Paper No. 144-4
Presentation Time: 1:45 PM
ECOLOGICAL AND STRUCTURAL CONSTRAINTS REVEALED BY SIMULATING THEORETICAL ECOSPACES
NOVACK-GOTTSHALL, Philip M., Biological Sciences, Benedictine University, 5700 College Road, Lisle, IL 60532
Interest in functional diversity has increased substantially in recent years, reflecting growing awareness that organismal life habits provide useful information. In many ways, the classifications designed for these analyses are theoretical ecospaces, in which any combination of functional traits is a theoretically plausible life habit. Statistical analysis of functional diversity has largely relied on permutation tests, but these tests are limited to testing whether the functional diversity within an assemblage is statistically distinct from that of the available species pool. Monte Carlo simulations can be used to evaluate more complex models of community assembly, evolutionary diversification, among others. However, much less attention has focused on understanding the nature of the designed theoretical ecospace framework itself, which can reveal both design flaws and inherent structural limitations in the ability of the ecospace framework to identify biological patterns of interest. This process is analogous to sensitivity analysis of statistical power in classical experimental design.

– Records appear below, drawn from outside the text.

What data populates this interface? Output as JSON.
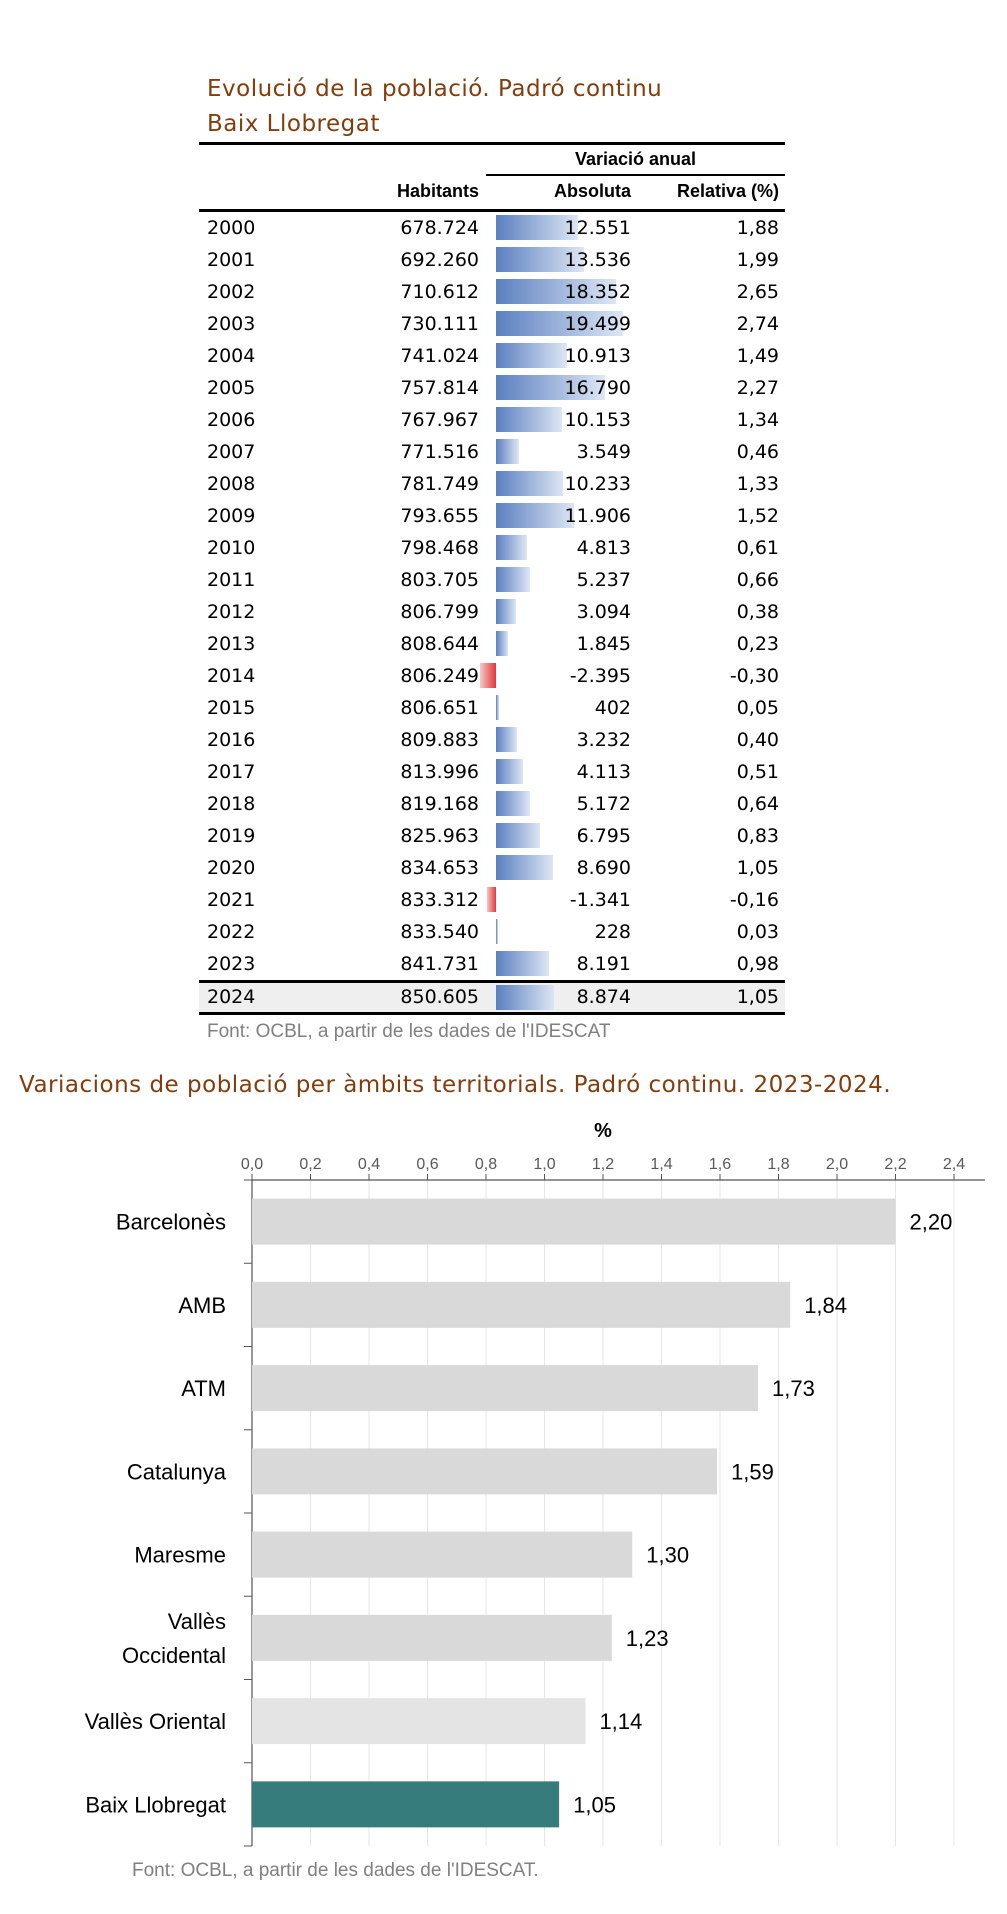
{
  "table": {
    "title_line1": "Evolució de la població. Padró continu",
    "title_line2": "Baix Llobregat",
    "group_header": "Variació anual",
    "col_habitants": "Habitants",
    "col_absoluta": "Absoluta",
    "col_relativa": "Relativa (%)",
    "rows": [
      {
        "year": "2000",
        "habitants": "678.724",
        "absoluta": "12.551",
        "relativa": "1,88",
        "abs_value": 12551
      },
      {
        "year": "2001",
        "habitants": "692.260",
        "absoluta": "13.536",
        "relativa": "1,99",
        "abs_value": 13536
      },
      {
        "year": "2002",
        "habitants": "710.612",
        "absoluta": "18.352",
        "relativa": "2,65",
        "abs_value": 18352
      },
      {
        "year": "2003",
        "habitants": "730.111",
        "absoluta": "19.499",
        "relativa": "2,74",
        "abs_value": 19499
      },
      {
        "year": "2004",
        "habitants": "741.024",
        "absoluta": "10.913",
        "relativa": "1,49",
        "abs_value": 10913
      },
      {
        "year": "2005",
        "habitants": "757.814",
        "absoluta": "16.790",
        "relativa": "2,27",
        "abs_value": 16790
      },
      {
        "year": "2006",
        "habitants": "767.967",
        "absoluta": "10.153",
        "relativa": "1,34",
        "abs_value": 10153
      },
      {
        "year": "2007",
        "habitants": "771.516",
        "absoluta": "3.549",
        "relativa": "0,46",
        "abs_value": 3549
      },
      {
        "year": "2008",
        "habitants": "781.749",
        "absoluta": "10.233",
        "relativa": "1,33",
        "abs_value": 10233
      },
      {
        "year": "2009",
        "habitants": "793.655",
        "absoluta": "11.906",
        "relativa": "1,52",
        "abs_value": 11906
      },
      {
        "year": "2010",
        "habitants": "798.468",
        "absoluta": "4.813",
        "relativa": "0,61",
        "abs_value": 4813
      },
      {
        "year": "2011",
        "habitants": "803.705",
        "absoluta": "5.237",
        "relativa": "0,66",
        "abs_value": 5237
      },
      {
        "year": "2012",
        "habitants": "806.799",
        "absoluta": "3.094",
        "relativa": "0,38",
        "abs_value": 3094
      },
      {
        "year": "2013",
        "habitants": "808.644",
        "absoluta": "1.845",
        "relativa": "0,23",
        "abs_value": 1845
      },
      {
        "year": "2014",
        "habitants": "806.249",
        "absoluta": "-2.395",
        "relativa": "-0,30",
        "abs_value": -2395
      },
      {
        "year": "2015",
        "habitants": "806.651",
        "absoluta": "402",
        "relativa": "0,05",
        "abs_value": 402
      },
      {
        "year": "2016",
        "habitants": "809.883",
        "absoluta": "3.232",
        "relativa": "0,40",
        "abs_value": 3232
      },
      {
        "year": "2017",
        "habitants": "813.996",
        "absoluta": "4.113",
        "relativa": "0,51",
        "abs_value": 4113
      },
      {
        "year": "2018",
        "habitants": "819.168",
        "absoluta": "5.172",
        "relativa": "0,64",
        "abs_value": 5172
      },
      {
        "year": "2019",
        "habitants": "825.963",
        "absoluta": "6.795",
        "relativa": "0,83",
        "abs_value": 6795
      },
      {
        "year": "2020",
        "habitants": "834.653",
        "absoluta": "8.690",
        "relativa": "1,05",
        "abs_value": 8690
      },
      {
        "year": "2021",
        "habitants": "833.312",
        "absoluta": "-1.341",
        "relativa": "-0,16",
        "abs_value": -1341
      },
      {
        "year": "2022",
        "habitants": "833.540",
        "absoluta": "228",
        "relativa": "0,03",
        "abs_value": 228
      },
      {
        "year": "2023",
        "habitants": "841.731",
        "absoluta": "8.191",
        "relativa": "0,98",
        "abs_value": 8191
      },
      {
        "year": "2024",
        "habitants": "850.605",
        "absoluta": "8.874",
        "relativa": "1,05",
        "abs_value": 8874
      }
    ],
    "source": "Font: OCBL, a partir de les dades de l'IDESCAT",
    "colors": {
      "positive_bar": "#5b7fc0",
      "negative_bar": "#e2383a",
      "title": "#843c0c"
    }
  },
  "chart_title": "Variacions de població per àmbits territorials. Padró continu. 2023-2024.",
  "chart_source": "Font: OCBL, a partir de les dades de l'IDESCAT.",
  "chart_data": {
    "type": "bar",
    "orientation": "horizontal",
    "title": "",
    "xlabel": "%",
    "xlim": [
      0,
      2.4
    ],
    "ticks": [
      "0,0",
      "0,2",
      "0,4",
      "0,6",
      "0,8",
      "1,0",
      "1,2",
      "1,4",
      "1,6",
      "1,8",
      "2,0",
      "2,2",
      "2,4"
    ],
    "categories": [
      [
        "Barcelonès"
      ],
      [
        "AMB"
      ],
      [
        "ATM"
      ],
      [
        "Catalunya"
      ],
      [
        "Maresme"
      ],
      [
        "Vallès",
        "Occidental"
      ],
      [
        "Vallès Oriental"
      ],
      [
        "Baix Llobregat"
      ]
    ],
    "values": [
      2.2,
      1.84,
      1.73,
      1.59,
      1.3,
      1.23,
      1.14,
      1.05
    ],
    "value_labels": [
      "2,20",
      "1,84",
      "1,73",
      "1,59",
      "1,30",
      "1,23",
      "1,14",
      "1,05"
    ],
    "grid": true,
    "axis_position": "top",
    "colors": [
      "#d9d9d9",
      "#d9d9d9",
      "#d9d9d9",
      "#d9d9d9",
      "#d9d9d9",
      "#d9d9d9",
      "#e4e4e4",
      "#367c7c"
    ]
  }
}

Here I create different theoretical ecospace frameworks with distinct structural designs and examine their inherent structural constraints. These frameworks differ in numbers of traits and character states, types of data (factorial, numerical, binary, ordered multistate), and ability to incorporate various design constraints (such as by weighing possible states based on their frequency in species pools). Analyses demonstrate that irregularities in the resulting ecospace can be caused either by structural (design) limitations inherent to the ecospace framework itself or by ecological/evolutionary (real) constraints inherent to nature. Monte Carlo simulation allows a simple method to distinguish these types of constraints. Such sensitivity analyses must be conducted prior to using these frameworks in formal statistical analyses. I then use a powerful ecospace framework to identify real ecological and evolutionary patterns in the ecospace of Late Ordovician (Type Cincinnatian) marine assemblages. The same concerns and recommendations offered here apply equally to studies of morphological disparity.